My illustration of Kalidas’s image of Urvashi’s “deer-like” eyes
In May, I started reading one of Kalidas’s three masterpieces, ‘Vikramovarshiyam’ in Sanskrit with Hindi translation/interpretation/ dissection.
This is what I wrote in May:
Reading a great epic poet and dramatist whose vintage is traced to anywhere between the first century before the current era to the fourth century current era, demands that one declutter one’s mind of 21st century constructs. However, Vikramovarshiyam remains remarkably accessible.
The basic plot is about a king named Pururva residing in the ancient capital of Pratishthanpur who counts Indra, the lord of the heaven in Hindu mythology, among his close friends. It is magical right there because by definition Indra dwells in heaven, which is not earth, and requires some sort of celestial journey. Kalidas tells us that Pururva is a regular visitor to Indra’s court which would require us to imagine that he does back and forth between our world and the other world. I am sold right there.
But then comes Urvashi, variously described as a celestial nymph, or a celestial seductress, whom Pururva falls in love with during one of his heavenly sojourns. A major twist in the story is introduced by Kalidas here. According to the Hindi translation I am reading, either through a curse or because Pururva saw Urvashi naked that the two are separated. The curse means she is turned into a vine, Lata as it is called in Hindi. Some time later, because of the divine munificence, she is again turned into her original form and the two reunite. Urvashi bears Pururva eight sons.
The very first act of the play begins with Urvashi being abducted by a demon named Keshi from whom Pururva rescues her. Kalidas’ description of Pururva’s chariot, as its slices through clouds (Yes, the chariot is flying), is striking. He writes about the chariot’s wheels crushing the clouds and kicking them up like dust. He also takes care to point out that the chariot is going so fast that the spokes in its wheels appear to be one single piece as they revolve.
Kalidas is regarded, and quite rightly so, as the greatest poet in Sanskrit whose imageries were breathtakingly detailed, picturesque, erotic and stunning. I can read Sanskrit but barely understand about .00001 percent.
Having completed more than half of the book, I continue to be amazed by how detailed Kalidas is in his descriptions, particularly of the feminine form or things erotic. At one place he writes: “Keley ke samaan jhanghon wali wah sundari kahan gai hogi!” (I wonder where that beauty with thighs like a banana has gone). I am not quite able to picture a beauty whose thighs are like a banana. Does he mean as shapely or slippery? But it is a striking description.

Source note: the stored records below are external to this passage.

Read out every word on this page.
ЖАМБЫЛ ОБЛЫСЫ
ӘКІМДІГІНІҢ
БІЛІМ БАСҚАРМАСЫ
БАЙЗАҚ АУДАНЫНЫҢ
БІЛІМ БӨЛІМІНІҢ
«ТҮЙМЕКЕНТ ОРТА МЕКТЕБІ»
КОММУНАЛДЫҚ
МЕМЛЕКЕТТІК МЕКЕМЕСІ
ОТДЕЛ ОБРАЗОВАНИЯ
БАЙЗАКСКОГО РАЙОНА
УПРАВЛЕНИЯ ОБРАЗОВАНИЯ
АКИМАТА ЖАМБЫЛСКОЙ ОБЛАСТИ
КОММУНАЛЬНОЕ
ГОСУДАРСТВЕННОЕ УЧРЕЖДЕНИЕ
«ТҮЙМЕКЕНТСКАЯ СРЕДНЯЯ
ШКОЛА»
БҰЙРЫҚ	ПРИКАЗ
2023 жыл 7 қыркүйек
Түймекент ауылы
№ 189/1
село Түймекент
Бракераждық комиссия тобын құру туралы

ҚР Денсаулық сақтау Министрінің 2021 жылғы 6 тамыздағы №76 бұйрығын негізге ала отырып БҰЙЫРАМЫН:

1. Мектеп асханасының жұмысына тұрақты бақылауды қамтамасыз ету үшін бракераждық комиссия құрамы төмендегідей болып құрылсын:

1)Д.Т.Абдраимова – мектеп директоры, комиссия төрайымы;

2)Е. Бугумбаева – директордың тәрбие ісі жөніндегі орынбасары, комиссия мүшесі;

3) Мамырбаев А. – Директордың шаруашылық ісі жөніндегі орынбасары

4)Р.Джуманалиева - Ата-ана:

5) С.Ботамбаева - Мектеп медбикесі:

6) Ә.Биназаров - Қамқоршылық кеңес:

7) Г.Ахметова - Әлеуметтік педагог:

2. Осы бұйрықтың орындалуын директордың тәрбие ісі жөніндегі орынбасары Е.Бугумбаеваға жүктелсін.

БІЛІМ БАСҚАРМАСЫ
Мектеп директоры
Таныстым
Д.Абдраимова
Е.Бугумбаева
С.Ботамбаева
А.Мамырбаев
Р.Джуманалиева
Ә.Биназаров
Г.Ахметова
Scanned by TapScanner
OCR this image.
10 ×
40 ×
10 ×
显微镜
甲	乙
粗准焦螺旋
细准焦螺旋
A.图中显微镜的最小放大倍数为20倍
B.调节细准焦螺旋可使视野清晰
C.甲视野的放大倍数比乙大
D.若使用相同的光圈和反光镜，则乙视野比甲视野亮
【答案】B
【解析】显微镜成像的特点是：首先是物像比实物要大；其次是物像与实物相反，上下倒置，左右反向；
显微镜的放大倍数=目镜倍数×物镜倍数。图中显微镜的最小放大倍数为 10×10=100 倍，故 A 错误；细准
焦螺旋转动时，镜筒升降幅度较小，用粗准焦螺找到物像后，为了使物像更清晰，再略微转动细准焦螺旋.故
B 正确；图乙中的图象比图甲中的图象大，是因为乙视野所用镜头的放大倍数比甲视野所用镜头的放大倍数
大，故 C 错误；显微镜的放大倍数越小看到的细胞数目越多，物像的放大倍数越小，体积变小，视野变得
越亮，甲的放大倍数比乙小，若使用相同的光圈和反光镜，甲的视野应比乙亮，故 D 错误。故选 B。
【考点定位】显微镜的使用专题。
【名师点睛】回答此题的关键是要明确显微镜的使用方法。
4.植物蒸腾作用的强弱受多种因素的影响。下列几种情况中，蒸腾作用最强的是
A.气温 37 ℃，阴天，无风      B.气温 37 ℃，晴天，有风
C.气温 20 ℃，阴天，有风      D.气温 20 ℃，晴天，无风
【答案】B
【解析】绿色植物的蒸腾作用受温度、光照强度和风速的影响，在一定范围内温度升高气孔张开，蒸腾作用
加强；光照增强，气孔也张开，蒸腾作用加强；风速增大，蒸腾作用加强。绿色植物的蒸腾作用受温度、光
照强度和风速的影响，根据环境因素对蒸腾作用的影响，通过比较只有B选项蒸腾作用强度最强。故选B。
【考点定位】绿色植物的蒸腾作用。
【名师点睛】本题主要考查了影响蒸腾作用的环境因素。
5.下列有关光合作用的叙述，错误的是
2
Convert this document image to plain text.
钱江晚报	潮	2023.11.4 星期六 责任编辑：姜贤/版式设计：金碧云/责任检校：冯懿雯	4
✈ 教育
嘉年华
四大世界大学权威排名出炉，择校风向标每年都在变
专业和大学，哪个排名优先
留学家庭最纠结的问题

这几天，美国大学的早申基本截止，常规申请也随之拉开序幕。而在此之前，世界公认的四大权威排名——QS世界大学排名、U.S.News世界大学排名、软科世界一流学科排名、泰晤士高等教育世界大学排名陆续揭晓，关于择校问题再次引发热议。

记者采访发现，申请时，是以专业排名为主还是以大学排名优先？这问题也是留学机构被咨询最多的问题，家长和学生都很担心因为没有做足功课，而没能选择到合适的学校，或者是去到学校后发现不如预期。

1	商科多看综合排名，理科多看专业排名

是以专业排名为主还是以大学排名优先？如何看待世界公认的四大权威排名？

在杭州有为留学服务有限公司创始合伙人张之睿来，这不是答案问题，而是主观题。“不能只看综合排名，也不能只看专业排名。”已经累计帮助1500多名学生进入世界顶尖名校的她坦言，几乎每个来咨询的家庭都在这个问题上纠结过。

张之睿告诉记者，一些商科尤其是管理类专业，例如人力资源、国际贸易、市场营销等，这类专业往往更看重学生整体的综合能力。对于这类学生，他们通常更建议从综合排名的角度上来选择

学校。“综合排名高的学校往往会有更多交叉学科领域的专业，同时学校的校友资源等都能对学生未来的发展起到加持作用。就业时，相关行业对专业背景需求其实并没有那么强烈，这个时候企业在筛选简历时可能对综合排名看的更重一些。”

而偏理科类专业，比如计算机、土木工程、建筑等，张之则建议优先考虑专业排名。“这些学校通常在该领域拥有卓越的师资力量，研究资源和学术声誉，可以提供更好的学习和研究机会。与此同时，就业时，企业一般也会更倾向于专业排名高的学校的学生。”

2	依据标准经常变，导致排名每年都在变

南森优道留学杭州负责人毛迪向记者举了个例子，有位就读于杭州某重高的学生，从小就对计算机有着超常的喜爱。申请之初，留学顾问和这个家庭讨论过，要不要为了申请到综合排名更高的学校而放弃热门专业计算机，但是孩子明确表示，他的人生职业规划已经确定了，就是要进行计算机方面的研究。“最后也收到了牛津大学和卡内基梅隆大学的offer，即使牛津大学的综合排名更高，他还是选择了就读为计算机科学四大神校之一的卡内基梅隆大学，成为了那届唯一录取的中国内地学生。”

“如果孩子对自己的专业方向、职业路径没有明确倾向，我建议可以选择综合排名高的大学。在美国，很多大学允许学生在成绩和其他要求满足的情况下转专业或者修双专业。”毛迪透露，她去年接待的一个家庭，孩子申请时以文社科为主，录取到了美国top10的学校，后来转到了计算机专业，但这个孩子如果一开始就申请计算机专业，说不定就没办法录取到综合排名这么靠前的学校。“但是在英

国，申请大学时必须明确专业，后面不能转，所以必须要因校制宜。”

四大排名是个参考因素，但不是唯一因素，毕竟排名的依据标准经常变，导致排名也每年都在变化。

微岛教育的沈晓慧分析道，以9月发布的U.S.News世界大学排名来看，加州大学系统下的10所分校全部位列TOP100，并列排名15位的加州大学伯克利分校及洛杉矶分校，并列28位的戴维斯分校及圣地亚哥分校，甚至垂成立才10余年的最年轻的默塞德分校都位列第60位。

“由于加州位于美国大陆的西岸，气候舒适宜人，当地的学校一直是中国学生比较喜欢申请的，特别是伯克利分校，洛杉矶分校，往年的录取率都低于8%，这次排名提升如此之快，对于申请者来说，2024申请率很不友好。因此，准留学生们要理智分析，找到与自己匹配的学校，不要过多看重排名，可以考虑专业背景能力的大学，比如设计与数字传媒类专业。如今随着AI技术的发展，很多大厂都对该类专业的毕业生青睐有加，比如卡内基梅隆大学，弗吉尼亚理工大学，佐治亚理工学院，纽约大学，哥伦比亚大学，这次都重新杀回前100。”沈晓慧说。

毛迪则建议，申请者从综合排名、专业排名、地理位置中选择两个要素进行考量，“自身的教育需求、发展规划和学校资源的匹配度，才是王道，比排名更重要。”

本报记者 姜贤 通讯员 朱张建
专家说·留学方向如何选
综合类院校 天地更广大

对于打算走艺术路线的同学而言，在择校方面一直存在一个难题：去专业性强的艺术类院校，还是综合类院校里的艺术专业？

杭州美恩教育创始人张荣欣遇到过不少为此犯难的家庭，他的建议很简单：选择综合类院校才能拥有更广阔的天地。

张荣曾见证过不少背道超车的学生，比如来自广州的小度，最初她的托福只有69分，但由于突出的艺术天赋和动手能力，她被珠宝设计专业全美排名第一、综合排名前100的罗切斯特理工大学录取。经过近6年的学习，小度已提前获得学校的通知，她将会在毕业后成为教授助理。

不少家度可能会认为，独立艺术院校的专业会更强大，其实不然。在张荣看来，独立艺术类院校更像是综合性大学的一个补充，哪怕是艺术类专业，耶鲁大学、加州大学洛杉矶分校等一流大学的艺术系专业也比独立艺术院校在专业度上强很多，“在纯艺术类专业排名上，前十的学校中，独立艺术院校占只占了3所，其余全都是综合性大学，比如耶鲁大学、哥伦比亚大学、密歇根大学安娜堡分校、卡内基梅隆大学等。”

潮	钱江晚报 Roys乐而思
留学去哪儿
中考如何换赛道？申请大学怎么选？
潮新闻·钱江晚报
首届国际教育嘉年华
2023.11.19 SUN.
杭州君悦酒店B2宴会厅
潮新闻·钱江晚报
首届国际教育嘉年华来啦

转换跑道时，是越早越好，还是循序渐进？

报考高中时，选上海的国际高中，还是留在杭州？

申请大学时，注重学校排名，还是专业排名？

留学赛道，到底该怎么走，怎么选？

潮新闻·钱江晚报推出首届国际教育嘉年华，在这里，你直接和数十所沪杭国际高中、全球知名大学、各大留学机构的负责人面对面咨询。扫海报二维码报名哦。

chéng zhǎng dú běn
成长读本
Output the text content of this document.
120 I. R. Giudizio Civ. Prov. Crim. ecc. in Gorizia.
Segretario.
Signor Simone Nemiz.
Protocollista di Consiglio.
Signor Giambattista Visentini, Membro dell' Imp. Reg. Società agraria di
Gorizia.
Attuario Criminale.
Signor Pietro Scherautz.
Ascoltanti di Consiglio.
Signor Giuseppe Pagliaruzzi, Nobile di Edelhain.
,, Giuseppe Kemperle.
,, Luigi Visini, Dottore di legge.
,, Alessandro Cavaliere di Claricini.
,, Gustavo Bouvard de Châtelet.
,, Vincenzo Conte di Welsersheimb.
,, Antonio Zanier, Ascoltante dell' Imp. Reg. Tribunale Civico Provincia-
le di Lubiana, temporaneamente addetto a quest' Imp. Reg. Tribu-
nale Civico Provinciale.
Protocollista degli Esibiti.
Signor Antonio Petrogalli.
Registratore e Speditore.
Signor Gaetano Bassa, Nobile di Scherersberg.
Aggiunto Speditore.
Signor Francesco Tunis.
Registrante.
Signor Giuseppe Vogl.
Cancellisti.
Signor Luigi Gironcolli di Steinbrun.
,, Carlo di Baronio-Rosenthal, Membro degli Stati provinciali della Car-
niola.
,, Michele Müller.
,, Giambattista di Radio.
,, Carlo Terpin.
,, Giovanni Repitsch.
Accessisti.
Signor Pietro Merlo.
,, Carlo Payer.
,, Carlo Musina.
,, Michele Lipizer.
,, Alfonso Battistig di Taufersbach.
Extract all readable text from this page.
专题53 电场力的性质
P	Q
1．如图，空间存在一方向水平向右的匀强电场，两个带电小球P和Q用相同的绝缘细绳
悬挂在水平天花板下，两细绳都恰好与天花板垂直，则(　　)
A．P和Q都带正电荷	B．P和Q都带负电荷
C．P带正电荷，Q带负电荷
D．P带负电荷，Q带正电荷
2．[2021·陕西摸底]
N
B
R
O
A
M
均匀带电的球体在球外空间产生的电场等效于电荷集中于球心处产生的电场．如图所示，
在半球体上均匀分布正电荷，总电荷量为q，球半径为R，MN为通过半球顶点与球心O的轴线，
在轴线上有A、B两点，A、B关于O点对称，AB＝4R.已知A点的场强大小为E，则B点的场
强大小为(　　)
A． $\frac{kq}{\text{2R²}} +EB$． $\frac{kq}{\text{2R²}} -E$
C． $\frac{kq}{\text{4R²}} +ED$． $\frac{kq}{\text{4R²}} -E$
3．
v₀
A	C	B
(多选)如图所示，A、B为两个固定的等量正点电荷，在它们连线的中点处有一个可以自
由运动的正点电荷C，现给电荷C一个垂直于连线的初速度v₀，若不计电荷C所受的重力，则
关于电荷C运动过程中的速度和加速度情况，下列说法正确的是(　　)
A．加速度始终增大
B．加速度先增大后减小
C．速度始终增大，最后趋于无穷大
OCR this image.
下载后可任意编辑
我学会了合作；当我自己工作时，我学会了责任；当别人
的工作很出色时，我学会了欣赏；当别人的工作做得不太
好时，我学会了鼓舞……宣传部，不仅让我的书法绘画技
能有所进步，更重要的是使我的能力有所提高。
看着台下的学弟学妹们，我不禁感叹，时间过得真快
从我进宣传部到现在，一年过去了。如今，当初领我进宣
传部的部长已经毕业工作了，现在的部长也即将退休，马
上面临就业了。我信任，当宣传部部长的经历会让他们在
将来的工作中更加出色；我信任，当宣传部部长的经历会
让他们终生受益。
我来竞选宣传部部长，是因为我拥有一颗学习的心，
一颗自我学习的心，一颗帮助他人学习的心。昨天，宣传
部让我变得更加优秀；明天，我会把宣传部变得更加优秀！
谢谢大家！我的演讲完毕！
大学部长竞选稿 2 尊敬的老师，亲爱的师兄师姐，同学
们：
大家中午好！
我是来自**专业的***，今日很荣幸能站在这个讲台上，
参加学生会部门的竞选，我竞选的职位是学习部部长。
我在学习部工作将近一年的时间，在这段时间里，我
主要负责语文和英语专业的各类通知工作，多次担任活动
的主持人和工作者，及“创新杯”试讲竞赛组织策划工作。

Then sample this one about Urvashi. “Nitambon ke bhaari honey se dheere-dheere chalne wali….sada jawan rehne wali, patli deh wali, hans ki-si chal wali, harini jaisi ankhon wali devangna (Urvashi)…” (Walking slowly because of her generous buttocks..forever youthful, slender bodied, gliding like a swan with eyes like a deer.) The image of Urvashi with all these attributes is truly beguiling.
The poet dramatist is equally brilliant at other kinds of description. For instance this bit about a red glow emanating from the cracks in a rock in a forest.
“What is that red glow emanating from the cracks in the rock? It could not be a piece of an elephant’s red meat devoured by a lion. It could also not be a fire burning within because it has rained heavily in the forest. Oh! It is perhaps the a red gemstone like a the red Ashok flower that the sunrays are trying to grab.”